Why does pizza come in a square box?
Why do we park in a driveway but drive in a parkway???
Can you cry underwater?
How important does someone have to be before they are assassinated instead of murdered?
Once your in heaven are you stuck wearing the clothes you were buried in for eternity?
What disease did cured ham actually have?
Why is it we put a man on the moon before we put wheels on luggage?
Why do people say they slept "like a baby" when babies wake up like every two hours?
Why are you ON TV but IN a movie?
Why do people pay to go up tall buildings just so they can put money in binoculars to look at things on the ground???
Why do toasters always have a setting that burns the toast to a point that no reasonable person would ever eat?
If Jimmy cracks corn and no one cares, why is there a stupid song about him?
Can a hearse carrying a corpse drive in the carpool lane?
If the captain in Gilligan's Island can make a radio out of a coconut why cant he fix a hole in a boat?
Why does Goofy stand on two legs but Pluto stays on all fours.. they're both dogs!
If Wile E. Coyote has all the money for that ACME crap, why didn't he just buy dinner?
If corn oil is mad from corn, and vegetable oil comes from vegetables, then what does baby oil come from?
If electricity comes from electrons, does morality come from morons?
Do the alphabet song and twinkle twinkle little star have the same tune?
Why did you just try singing the two songs above?
Have you ever noticed that when you blow in a dogs face he gets mad at you, but when you take him for a car ride he sticks his head out the window???
think about it.

I have one: Why do people sit around and come up with weird questions?

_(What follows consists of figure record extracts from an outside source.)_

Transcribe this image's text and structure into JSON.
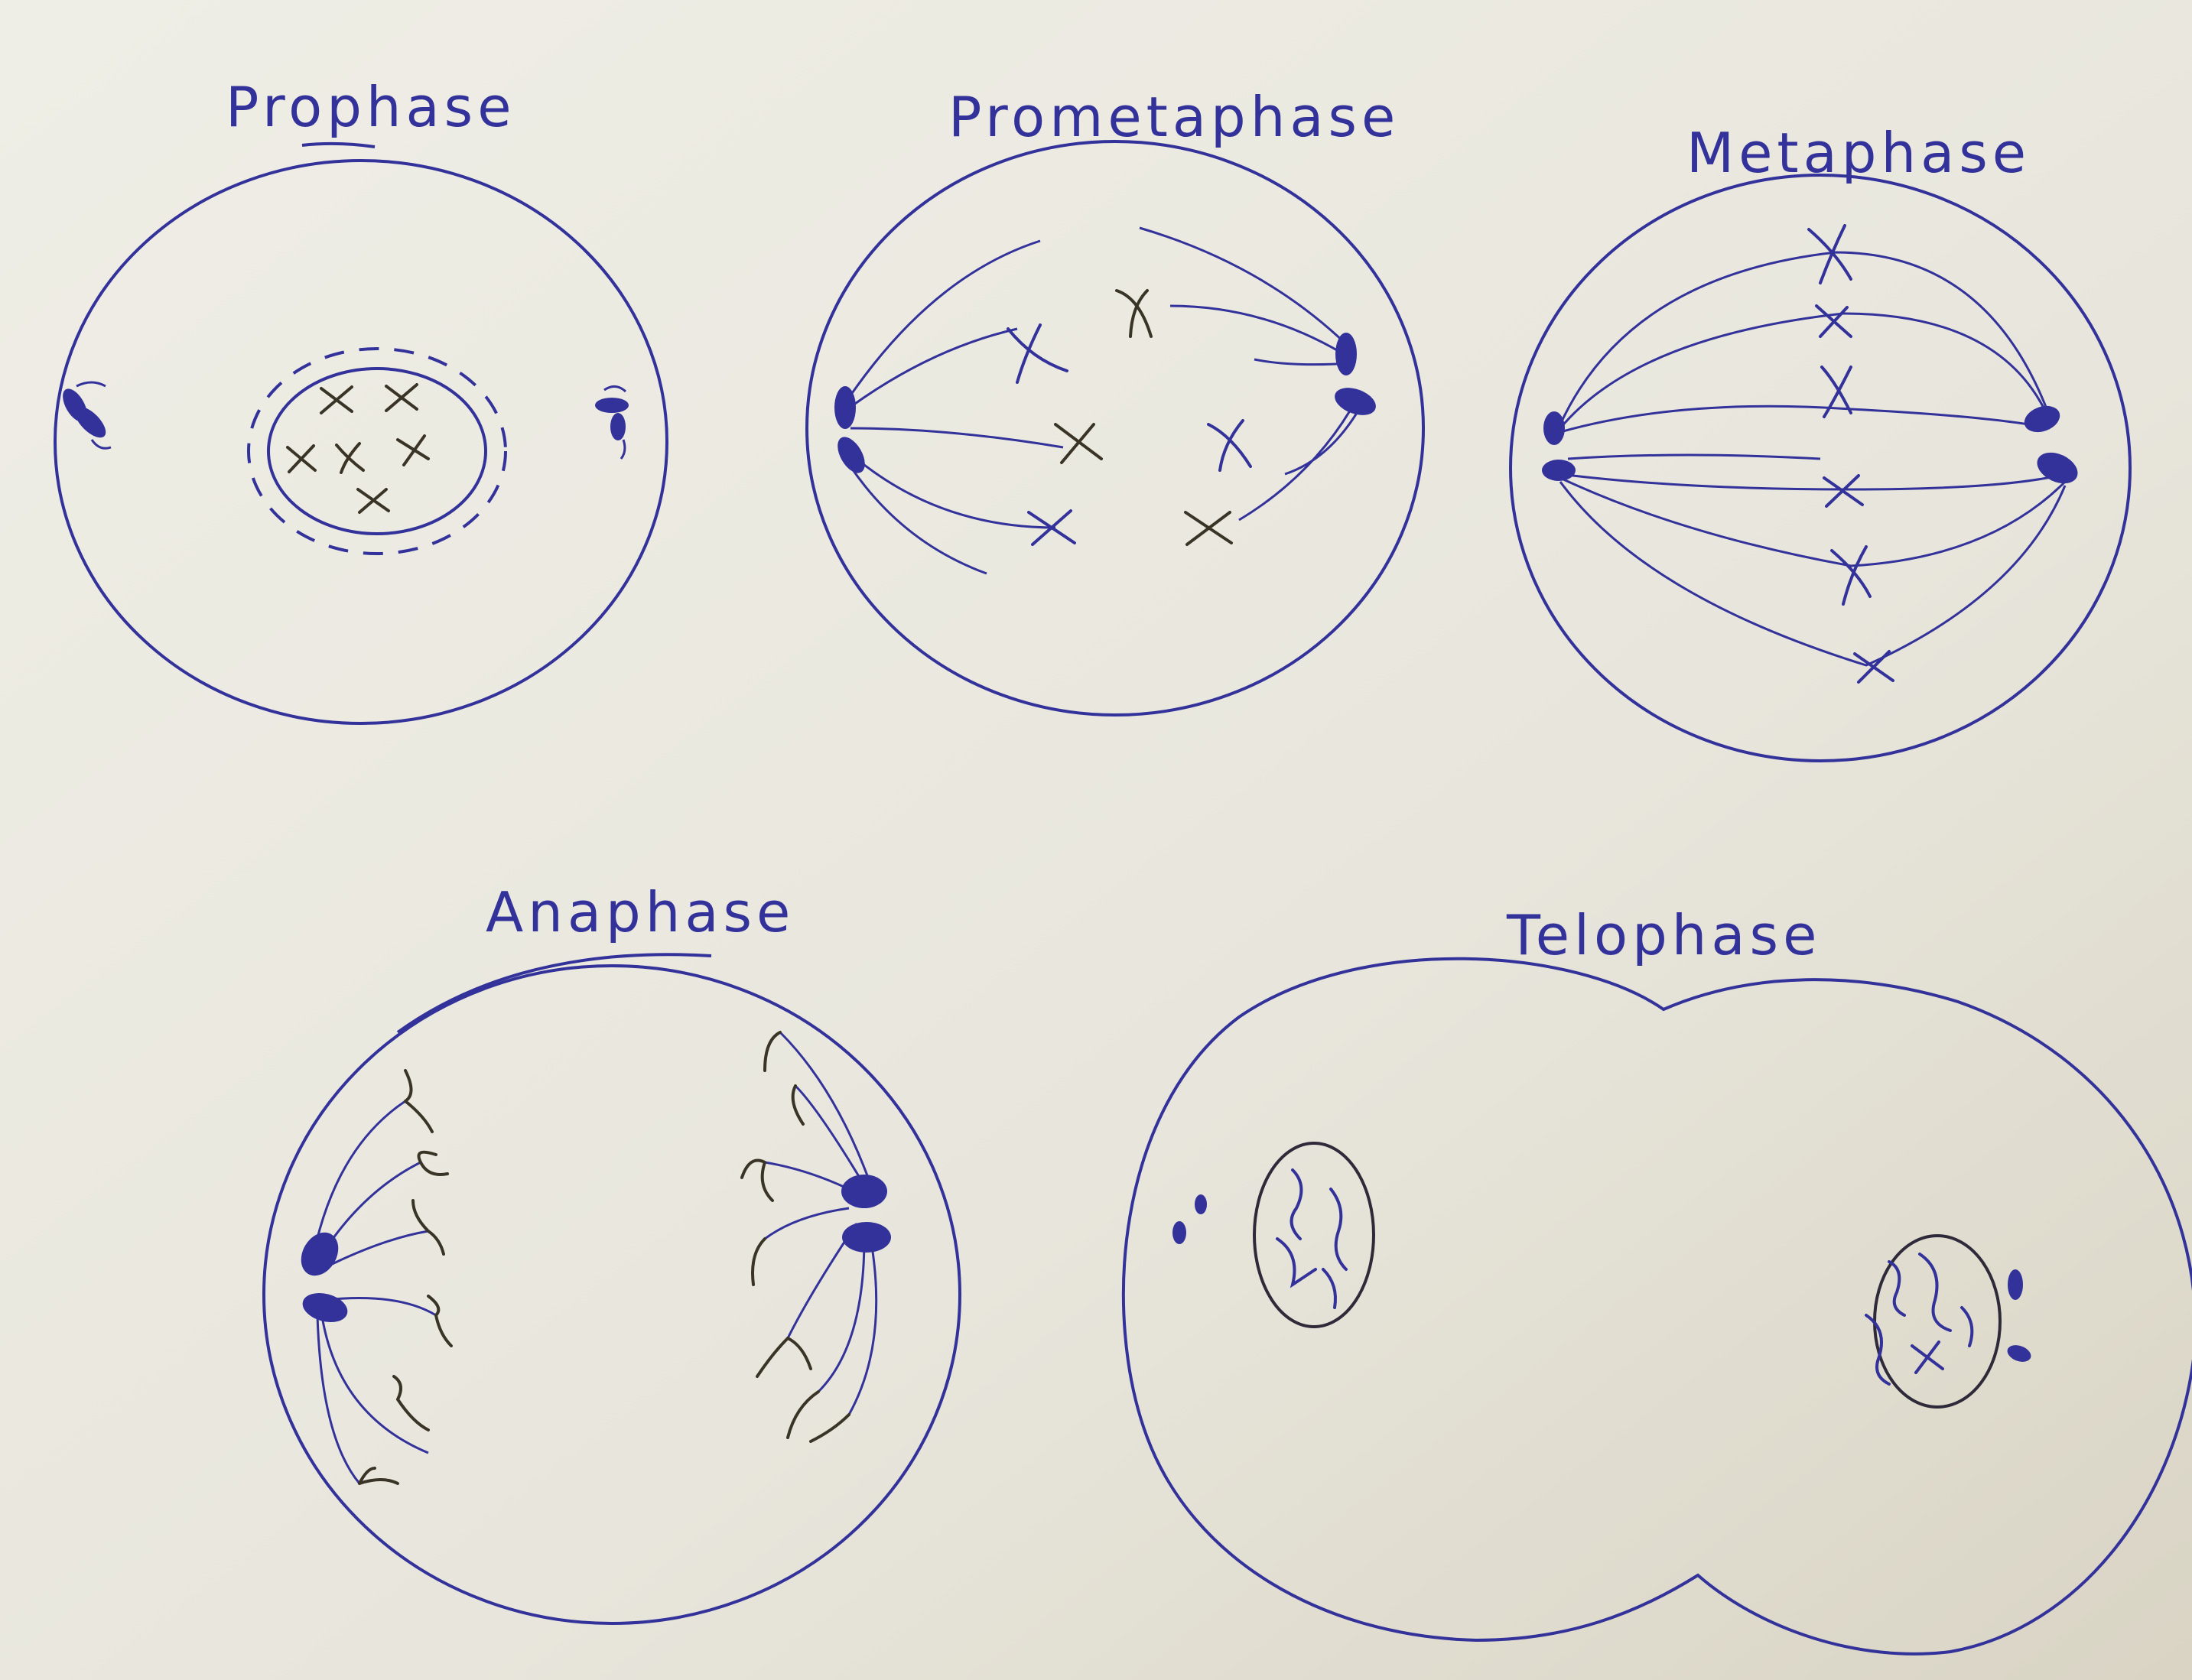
{
  "colors": {
    "paper": "#ecebe3",
    "ink_blue": "#33329a",
    "ink_dark": "#2e2a3a",
    "chromosome": "#3a3426"
  },
  "stages": [
    {
      "label": "Prophase"
    },
    {
      "label": "Prometaphase"
    },
    {
      "label": "Metaphase"
    },
    {
      "label": "Anaphase"
    },
    {
      "label": "Telophase"
    }
  ]
}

ReplyDeleteJust kidding, those were pretty funny.
Pizza comes in asquare box because if it came in a circular box, no one would be able to get it out. And those poor ladies that have five inch nails would always break their nails all the time if it came in a circular box.
ReplyDeleteThe real question: Why did they make pizza in the form of a circle in the first place?

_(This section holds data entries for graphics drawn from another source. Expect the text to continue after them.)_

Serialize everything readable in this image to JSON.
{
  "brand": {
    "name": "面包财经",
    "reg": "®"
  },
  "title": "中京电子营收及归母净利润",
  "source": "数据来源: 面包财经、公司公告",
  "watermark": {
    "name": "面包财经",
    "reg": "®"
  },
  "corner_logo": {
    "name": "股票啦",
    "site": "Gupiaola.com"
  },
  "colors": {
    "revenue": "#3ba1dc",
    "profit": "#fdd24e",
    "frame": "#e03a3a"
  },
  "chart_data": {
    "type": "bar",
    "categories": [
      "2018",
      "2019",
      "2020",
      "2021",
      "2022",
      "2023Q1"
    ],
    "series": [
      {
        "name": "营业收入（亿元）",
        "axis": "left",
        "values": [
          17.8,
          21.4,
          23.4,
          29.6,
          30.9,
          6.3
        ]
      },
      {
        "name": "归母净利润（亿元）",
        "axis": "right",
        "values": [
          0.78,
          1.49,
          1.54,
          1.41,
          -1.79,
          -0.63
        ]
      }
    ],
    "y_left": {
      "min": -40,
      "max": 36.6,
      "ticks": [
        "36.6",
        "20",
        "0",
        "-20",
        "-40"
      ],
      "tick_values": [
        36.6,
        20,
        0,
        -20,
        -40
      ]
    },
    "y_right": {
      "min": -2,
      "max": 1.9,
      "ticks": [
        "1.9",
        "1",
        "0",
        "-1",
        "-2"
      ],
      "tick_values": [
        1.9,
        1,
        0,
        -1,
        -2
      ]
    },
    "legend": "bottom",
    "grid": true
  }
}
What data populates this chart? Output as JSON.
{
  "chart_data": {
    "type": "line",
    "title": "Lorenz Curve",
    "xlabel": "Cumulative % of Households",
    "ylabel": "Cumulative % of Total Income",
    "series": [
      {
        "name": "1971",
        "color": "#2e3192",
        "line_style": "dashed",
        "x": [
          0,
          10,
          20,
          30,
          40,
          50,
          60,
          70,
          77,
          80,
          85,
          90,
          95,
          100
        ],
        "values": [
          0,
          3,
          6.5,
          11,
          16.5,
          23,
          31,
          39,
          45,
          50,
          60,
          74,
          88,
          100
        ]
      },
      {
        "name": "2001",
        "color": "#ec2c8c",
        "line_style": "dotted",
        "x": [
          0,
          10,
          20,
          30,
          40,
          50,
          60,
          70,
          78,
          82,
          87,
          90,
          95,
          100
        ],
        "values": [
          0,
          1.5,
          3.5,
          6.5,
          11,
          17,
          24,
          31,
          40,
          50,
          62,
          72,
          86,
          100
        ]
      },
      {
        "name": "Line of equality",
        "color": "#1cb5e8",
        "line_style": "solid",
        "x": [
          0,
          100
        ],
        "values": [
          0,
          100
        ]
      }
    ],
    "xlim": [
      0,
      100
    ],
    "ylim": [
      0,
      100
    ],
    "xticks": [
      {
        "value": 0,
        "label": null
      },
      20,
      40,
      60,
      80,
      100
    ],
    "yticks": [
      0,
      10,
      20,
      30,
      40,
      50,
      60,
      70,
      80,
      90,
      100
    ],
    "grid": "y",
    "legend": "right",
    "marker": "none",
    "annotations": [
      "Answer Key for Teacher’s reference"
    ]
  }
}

How important does someone have to be before they are assassinated instead of murdered?
Pshhh, me or Rachael's level. Duh.
Once your in heaven are you stuck wearing the clothes you were buried in for eternity?
If you do, I am wearing a siiick outfit for the rest of my life.
Why do toasters always have a setting that burns the toast to a point that no reasonable person would ever eat?
If they didn't, what would the unreasonable people eat?
Love (unless you're Jimmy who cracks corn. You make my brain hurt. HOW DO YOU CRACK CORN?!!?)